[Voterescue] Record number of U.S. voters may cast paper ballots this year
Vickie Karp
karp at mail.com
Sat Aug 9 10:18:06 CDT 2008
You got it, Christina! We are supposed to believe young people (or also,
old people, or whichever group might be believable) cannot figure out
paper ballots. Hilarious, eh? Those "butterfly ballots" in Florida were
designed to confuse people. That kind of thing does work. But those
were punchcard ballots where the place to punch the hole for the
candidate did not line up with the proper candidate's name. It was also
done on purpose. Hand-marking a paper ballot by putting an X or filling
in an oval directly in front of the right name or issue - THAT is
certainly not rocket science! Vickie
----- Original Message -----
From: "Timms Christina"
To: chamade at chamade.com, "Laura Westcott" , voterescue at voterescue.org
Subject: Re: [Voterescue] Record number of U.S. voters may cast paper
ballots this year
Date: Fri, 08 Aug 2008 13:55:15 -0500
I still have a problem with the whole idea that first time voters are
going to be confused about how to use the paper ballot. Im sorry
but its not rocket science, I think young voters deserve a little
more credit
On 8/7/08 3:55 PM, "chamade at chamade.com" <chamade at chamade.com> wrote:
Actually yes. Thanks to Katrina and other natural disasters, the
price of wood has risen dramatically. We ship cardboard to China
where they recycle
it and send it back to us. But paper prices have risen a lot!
At 02:53 PM 8/7/2008, Laura Westcott wrote:
Wonder why counties have to "spend tens of millions of
dollars printing ballots"...are paper prices rising too?
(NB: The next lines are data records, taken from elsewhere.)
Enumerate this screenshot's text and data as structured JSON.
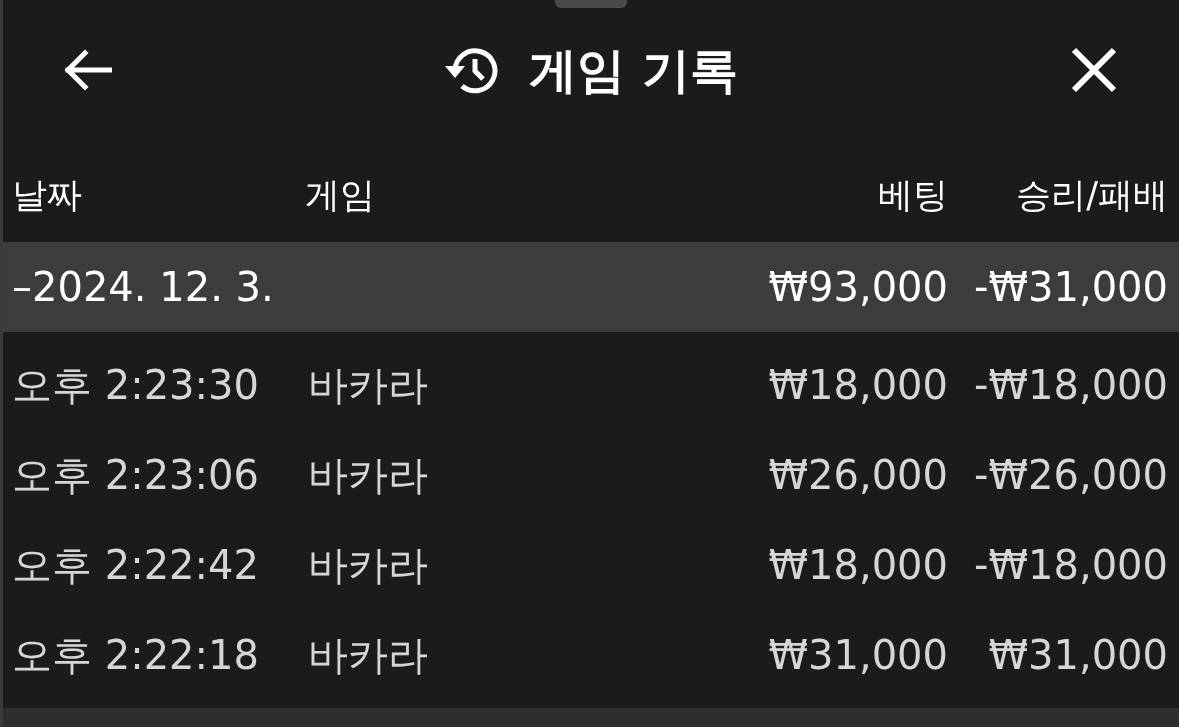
{
  "header": {
    "title": "게임 기록"
  },
  "table": {
    "columns": [
      "날짜",
      "게임",
      "베팅",
      "승리/패배"
    ],
    "groups": [
      {
        "date": "–2024. 12. 3.",
        "bet": "₩93,000",
        "result": "-₩31,000",
        "rows": [
          {
            "time": "오후 2:23:30",
            "game": "바카라",
            "bet": "₩18,000",
            "result": "-₩18,000"
          },
          {
            "time": "오후 2:23:06",
            "game": "바카라",
            "bet": "₩26,000",
            "result": "-₩26,000"
          },
          {
            "time": "오후 2:22:42",
            "game": "바카라",
            "bet": "₩18,000",
            "result": "-₩18,000"
          },
          {
            "time": "오후 2:22:18",
            "game": "바카라",
            "bet": "₩31,000",
            "result": "₩31,000"
          }
        ]
      }
    ]
  }
}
On Thu, Aug 7, 2008 at 1:34 PM, Jenny Clark
<jclark99 at austin.rr.com > wrote:
http://www.statesman.com/search/content/news/stories/nation/08/07/08
07papervoting.html
PAPER BALLOTS
Record number of U.S. voters may cast paper ballots this year
Many officials shelving electronic devices over glitches, hacker
fears.
By Allison Hoffman
ASSOCIATED PRESS
Thursday, August 07, 2008
SAN DIEGO - Come November, more Americans might cast their
ballots on paper than in any other election in U.S. history.
That wasn't supposed to happen. If everything had gone according
to the government's $3 billion plan to upgrade voting technology
after the hanging-chad fiasco in Florida in 2000, that sentence
would read "electronic machines" instead of paper.
Instead, thousands of touchscreen devices are collecting dust in
warehouses from California to Florida, where officials worried
about hackers and fed up with technical glitches have replaced
the equipment with scanners that will read paper ballots.
An Associated Press Election Research survey has found that 57
percent of the nation's registered voters live in counties that
will be relying on paper ballots this fall.
The number of registered voters in jurisdictions that will rely
mainly on electronic voting machines has fallen from a high of 44
percent during the 2006 midterm elections to 36 percent. (Much of
the rest of the electorate consists of voters in New York state,
who will be using old-fashioned pull-lever machines.)
In fact, because of growth in the electorate, expansion of
absentee voting rules, and expectations of high turnout for the
contest between presumptive presidential nominees Democrat Sen.
Barack Obama and Republican Sen. John McCain, some experts are
predicting a record number of Americans will cast ballots on
paper this year.
"More people will be using computer-read paper ballots than at
any other time in the nation's history," said Kimball Brace, head
of Election Data Services, a consulting firm. "As you get more
registered voters and more people in the pool, it exacerbates
this bigger issue of paper."
In 2000, about 97 million registered voters lived in counties
that relied on some form of paper ballot, Brace said. The number
is expected to top 100 million this fall, according to the AP
data.
The return to paper creates extra stress on an already-strapped
election system. Cash-poor counties will have to spend tens of
millions of dollars printing ballots. Voters, many of them
first-timers, may wind up confused by the ballot formats and
frustrated by long lines of people waiting to use the scanners.
All states but Idaho have junked the punch-card ballots that
caused so much trouble in Florida. But many plan to use paper
ballots that require voters to fill in ovals with a pen.
"After 2000, there was a widespread revulsion about paper -
everyone had the mental image of the guy cross-eyed looking at
the punch-card ballot," said Doug Chapin, director of the
watchdog Electionline. "But there's no silver bullet. You're
trading one set of problems for another."